Même si une consigne incitant les médecins de CHSLD à faire de la télémédecine a été formulée en début de pandémie, la majorité sont allés sur place pour soigner des patients, selon la Dre Élise Boulanger, co-présidente de la Communauté de pratique des médecins en CHSLD.

Publié le 8 novembre 2021

ARIANE LACOURSIÈRE ‒ LA PRESSE

La Dre Boulanger témoignait lundi matin à l’enquête publique du coroner sur les décès en CHSLD lors de la première vague de COVID-19. Ayant elle-même travaillé dans trois CHSLD durant la première vague, la Dre Boulanger a tenu à dire qu’elle n’était pas la seule médecin à être allée sur place soigner des patients.

La Dre Boulanger a mentionné qu’une analyse de la facturation des médecins menée par le comité des effectifs médicaux en milieux de vie au ministère de la Santé a permis de voir que seulement 3 % des heures travaillées par les médecins en CHSLD durant les deux premières vagues avaient été faites en télémédecine.

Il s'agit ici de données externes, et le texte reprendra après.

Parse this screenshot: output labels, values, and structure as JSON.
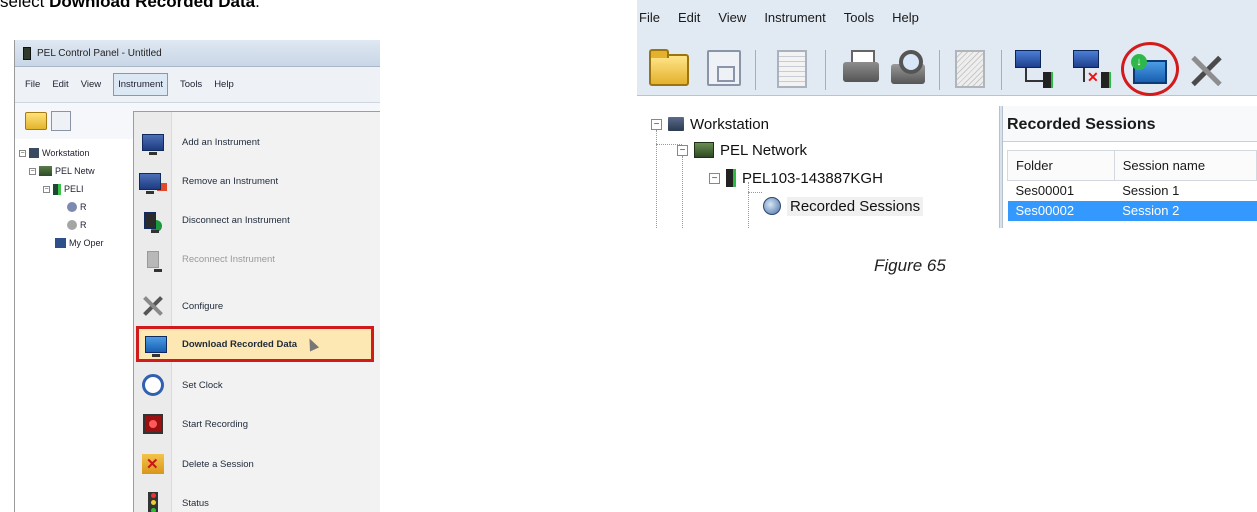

La Dre Boulanger répondait à la coroner Géhane Kamel, qui se demandait pourquoi la Dre Boulanger était allée travailler en CHSLD alors que certains de ses collègues ont plutôt opté pour la télémédecine, comme le recommandait la Fédération des médecins omnipraticiens du Québec (FMOQ) en début de crise. Au CHSLD Herron, notamment, deux des trois médecins du CHSLD ont cessé d’aller sur place dès la mi-mars, alors que la troisième a cessé d’y aller à partir du 29 mars, et ce, même si l’établissement était en crise.

La Dre Boulanger a expliqué que la directive émise a rapidement été ignorée par plusieurs médecins de famille. « Je suis allée dans trois centres. Des histoires comme la mienne n’est pas unique. […] Les médecins allaient sur le terrain », dit-elle.

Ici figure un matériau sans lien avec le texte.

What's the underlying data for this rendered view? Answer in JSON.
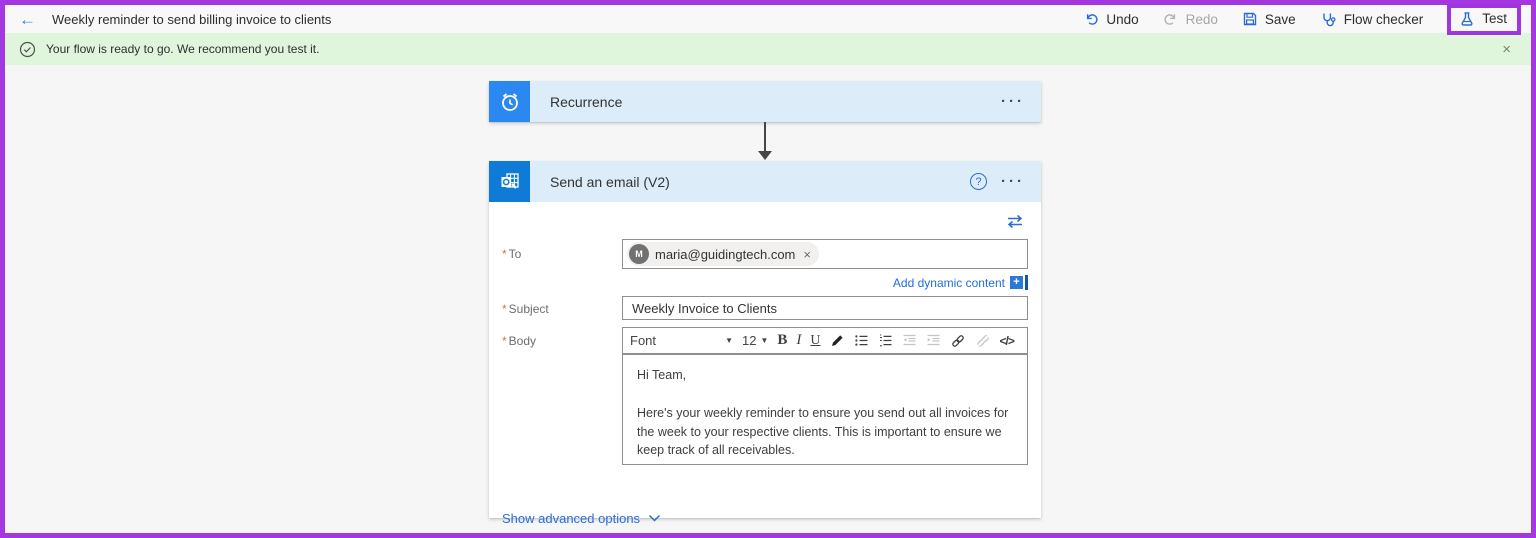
{
  "topbar": {
    "title": "Weekly reminder to send billing invoice to clients",
    "undo": "Undo",
    "redo": "Redo",
    "save": "Save",
    "flow_checker": "Flow checker",
    "test": "Test"
  },
  "banner": {
    "message": "Your flow is ready to go. We recommend you test it."
  },
  "trigger_card": {
    "title": "Recurrence"
  },
  "action_card": {
    "title": "Send an email (V2)",
    "required_mark": "*",
    "to_label": "To",
    "to_chip": {
      "initial": "M",
      "email": "maria@guidingtech.com"
    },
    "add_dynamic_content": "Add dynamic content",
    "subject_label": "Subject",
    "subject_value": "Weekly Invoice to Clients",
    "body_label": "Body",
    "toolbar": {
      "font": "Font",
      "size": "12",
      "bold": "B",
      "italic": "I",
      "underline": "U",
      "code": "</>"
    },
    "body_text": {
      "p1": "Hi Team,",
      "p2": "Here's your weekly reminder to ensure you send out all invoices for the week to your respective clients. This is important to ensure we keep track of all receivables."
    },
    "show_advanced": "Show advanced options"
  },
  "icons": {
    "back": "←",
    "more_options": "···",
    "help": "?",
    "close": "×",
    "chip_remove": "×",
    "caret": "▼"
  },
  "colors": {
    "annotation_purple": "#a437e0",
    "banner_green": "#dff6dd",
    "card_header_blue": "#dcecf9",
    "trigger_tile_blue": "#2a88f0",
    "outlook_tile_blue": "#0f7bd7",
    "link_blue": "#1f6fd6"
  }
}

Plus d’infirmières auxiliaires, moins de décès

La forte présence d’infirmières auxiliaires, le dépistage étendu des résidants et l’administration de thromboprophylaxie permettent de diminuer les taux de décès dans les CHSLD, révèle une étude menée par la Dre Sophie Zhang, co-présidente de la Communauté de pratique des médecins en CHSLD.

La Dre Zhang a analysé les 456 décès liés à la COVID-19 survenus lors de la première vague de COVID-19 dans les 17 CHSLD du CIUSSS Centre-Sud-de-l’Île-de-Montréal. Sur les 2600 résidants des CHSLD de ce CIUSSS, 1200 ont contracté la COVID-19 entre février et juillet 2020. Le nombre de décès dans ces CHSLD a été plus de deux fois plus élevé que durant la même période des quatre années précédentes. « Ça nous donne l’ampleur de l’impact morbide de la pandémie », a expliqué la Dre Zhang, qui a analysé ces données dans le cadre de sa thèse de maîtrise.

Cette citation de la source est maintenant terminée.